Елена Прудникова - Второе убийство Сталина
12 марта вернулись первые ссыльные из Сибири — депутат Госдумы Муранов, Сталин, Каменев. Прямо с вокзала Сталин отправился к Аллилуевым, явился к ним — все в том же распадающемся от ветхости костюме, в котором четыре года назад отправился в ссылку, с ручной корзинкой, где помещался весь его багаж. Был необычно для себя словоохотлив, показывал в лицах захлебывающихся от высоких речей станционных ораторов. Аня Аллилуева отметила главную перемену в старом друге их семьи: «Он стал веселый»…

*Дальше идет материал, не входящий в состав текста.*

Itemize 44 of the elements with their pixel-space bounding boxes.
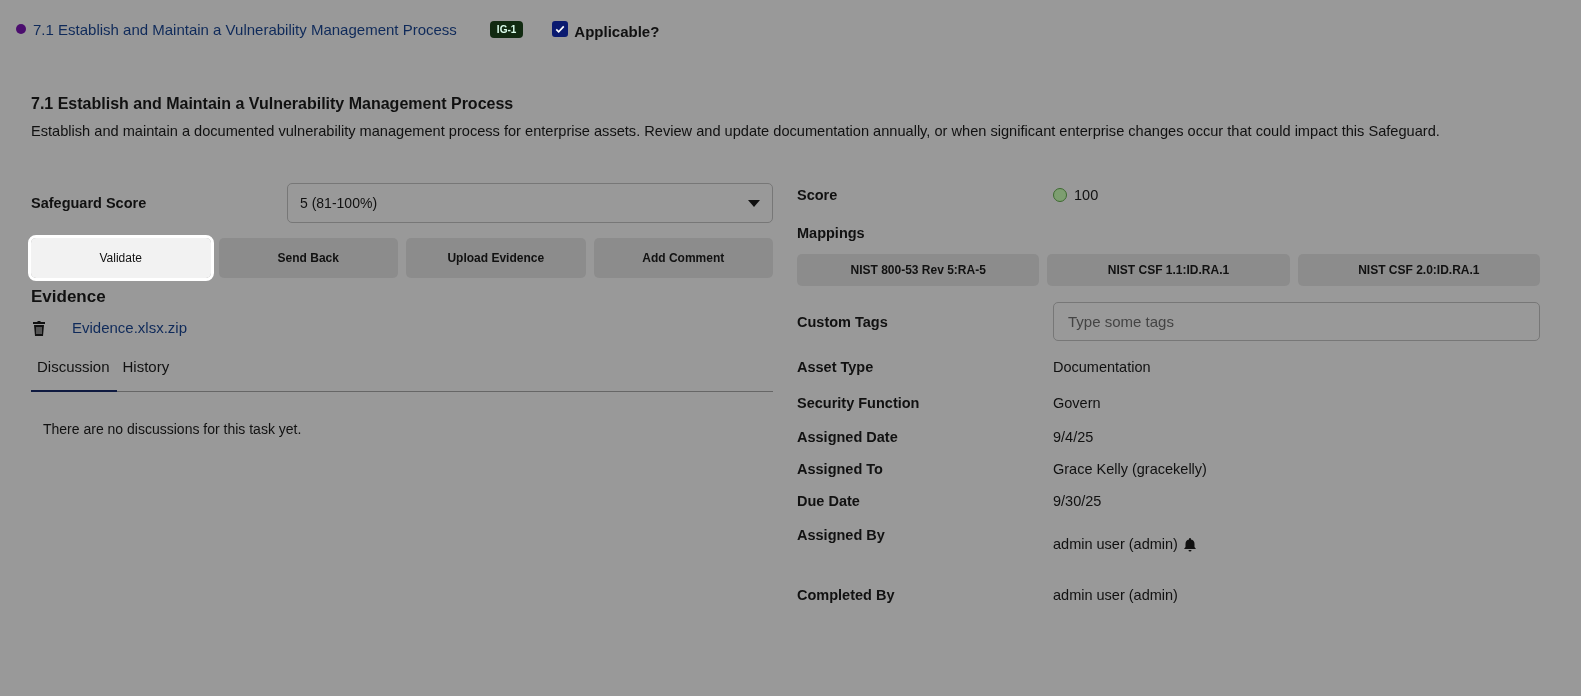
score-indicator-icon xyxy=(1053,188,1067,202)
empty-message: There are no discussions for this task yet. xyxy=(43,421,303,437)
detail-label: Completed By xyxy=(797,587,896,603)
mapping-button[interactable]: NIST 800-53 Rev 5:RA-5 xyxy=(797,254,1040,286)
status-dot xyxy=(16,24,26,34)
detail-value: Grace Kelly (gracekelly) xyxy=(1053,461,1207,477)
detail-value: 9/4/25 xyxy=(1053,429,1094,445)
detail-label: Assigned By xyxy=(797,527,886,543)
action-button[interactable]: Validate xyxy=(31,238,211,278)
safeguard-title: 7.1 Establish and Maintain a Vulnerability Management Process xyxy=(31,95,515,113)
safeguard-score-label: Safeguard Score xyxy=(31,195,148,211)
detail-label: Security Function xyxy=(797,395,921,411)
trash-icon[interactable] xyxy=(32,319,46,336)
score-label: Score xyxy=(797,187,839,203)
detail-value: Documentation xyxy=(1053,359,1151,375)
safeguard-link[interactable]: 7.1 Establish and Maintain a Vulnerability Management Process xyxy=(33,20,457,38)
evidence-file-link[interactable]: Evidence.xlsx.zip xyxy=(72,319,188,336)
detail-label: Due Date xyxy=(797,493,861,509)
score-value: 100 xyxy=(1074,187,1099,203)
tab[interactable]: History xyxy=(116,354,177,392)
action-button[interactable]: Add Comment xyxy=(593,238,773,278)
mapping-button[interactable]: NIST CSF 2.0:ID.RA.1 xyxy=(1297,254,1540,286)
evidence-heading: Evidence xyxy=(31,287,107,307)
applicable-label: Applicable? xyxy=(574,23,660,40)
detail-label: Asset Type xyxy=(797,359,875,375)
detail-label: Assigned Date xyxy=(797,429,899,445)
safeguard-score-select[interactable]: 5 (81-100%) xyxy=(287,183,773,223)
detail-label: Assigned To xyxy=(797,461,884,477)
detail-value: 9/30/25 xyxy=(1053,493,1102,509)
tags-input-field[interactable]: Type some tags xyxy=(1053,302,1540,341)
custom-tags-label: Custom Tags xyxy=(797,313,889,330)
detail-value: admin user (admin) xyxy=(1053,536,1178,552)
tab[interactable]: Discussion xyxy=(31,354,117,392)
ig-badge: IG-1 xyxy=(489,20,524,38)
detail-value: Govern xyxy=(1053,395,1101,411)
caret-icon xyxy=(748,199,760,207)
detail-value: admin user (admin) xyxy=(1053,587,1178,603)
safeguard-description: Establish and maintain a documented vulnerability management process for enterprise assets. Review and update documentation annually, or when significant enterprise changes occur that could impact this Safeguard. xyxy=(31,122,1441,141)
mappings-label: Mappings xyxy=(797,225,866,241)
action-button[interactable]: Send Back xyxy=(218,238,398,278)
applicable-checkbox[interactable] xyxy=(552,21,569,37)
bell-icon[interactable] xyxy=(1182,536,1197,552)
mapping-button[interactable]: NIST CSF 1.1:ID.RA.1 xyxy=(1047,254,1290,286)
action-button[interactable]: Upload Evidence xyxy=(406,238,586,278)
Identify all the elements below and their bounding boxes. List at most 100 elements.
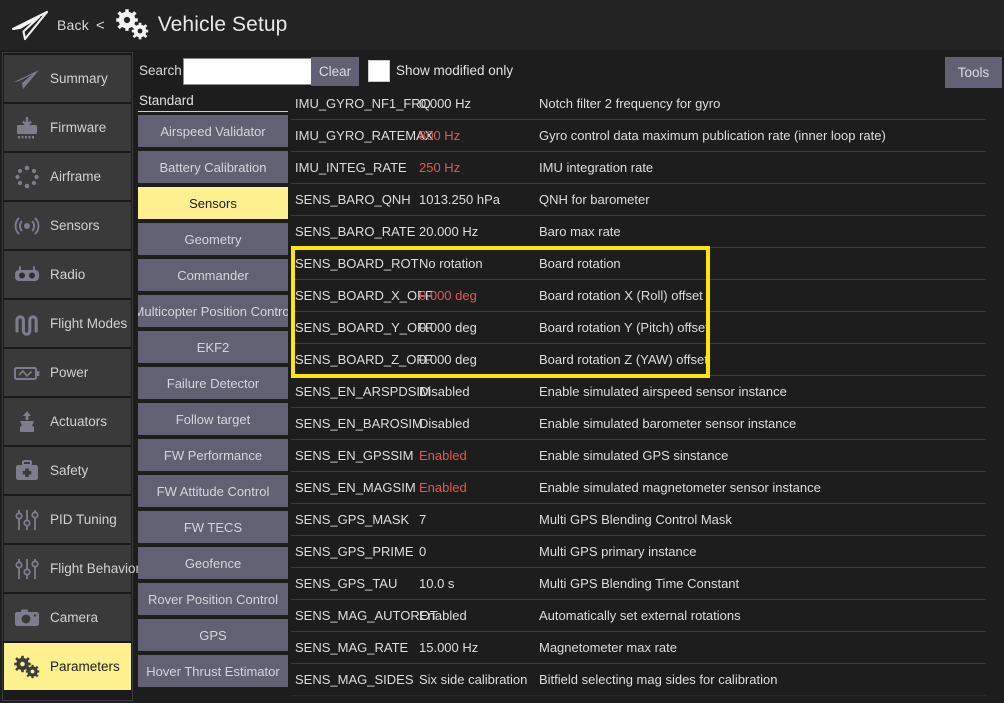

Вернувшихся поначалу встретили настороженно: кто такие, с чем пришли? Сразу допустили в бюро лишь Муранова, Каменеву, припомнив прошлые грехи, отказали. Сталина приняли с совещательным голосом, ссылаясь на «некоторые личные черты», не иначе как пресловутый «сталинский деспотизм», который, как шило в мешке, не утаишь. Очень уж он всегда уверенно и солидно держался. Сталин спорить и возмущаться не стал, а просто начал работать — уже 13 марта вошел в состав редакции «Правды», а 14 марта вышла его первая статья. Если с «теоретическими» работами у него действительно были сложности, не умел он всерьез обсуждать архитектуру воздушных замков, то теперь Сталин был на коне, публикуя статью за статьей по тактическим вопросам революции. (Первая называлась: «О Советах рабочих и солдатских депутатов». Названия некоторых других: «Об условиях победы русской революции», «На пути к министерским портфелям», «О войне», «Землю — крестьянам», «К итогам муниципальных выборов в Петрограде» и т. п.)
Уже через два дня Сталин мягко, но непоколебимо вывел Молотова из состава редакции, взяв газету в свои руки, а 15-го числа вошел в Президиум бюро ЦК — для того чтобы полностью переломить отношение к себе, ему понадобилось всего три дня. И с тех пор до начала апреля он фактически был первым лицом в партии.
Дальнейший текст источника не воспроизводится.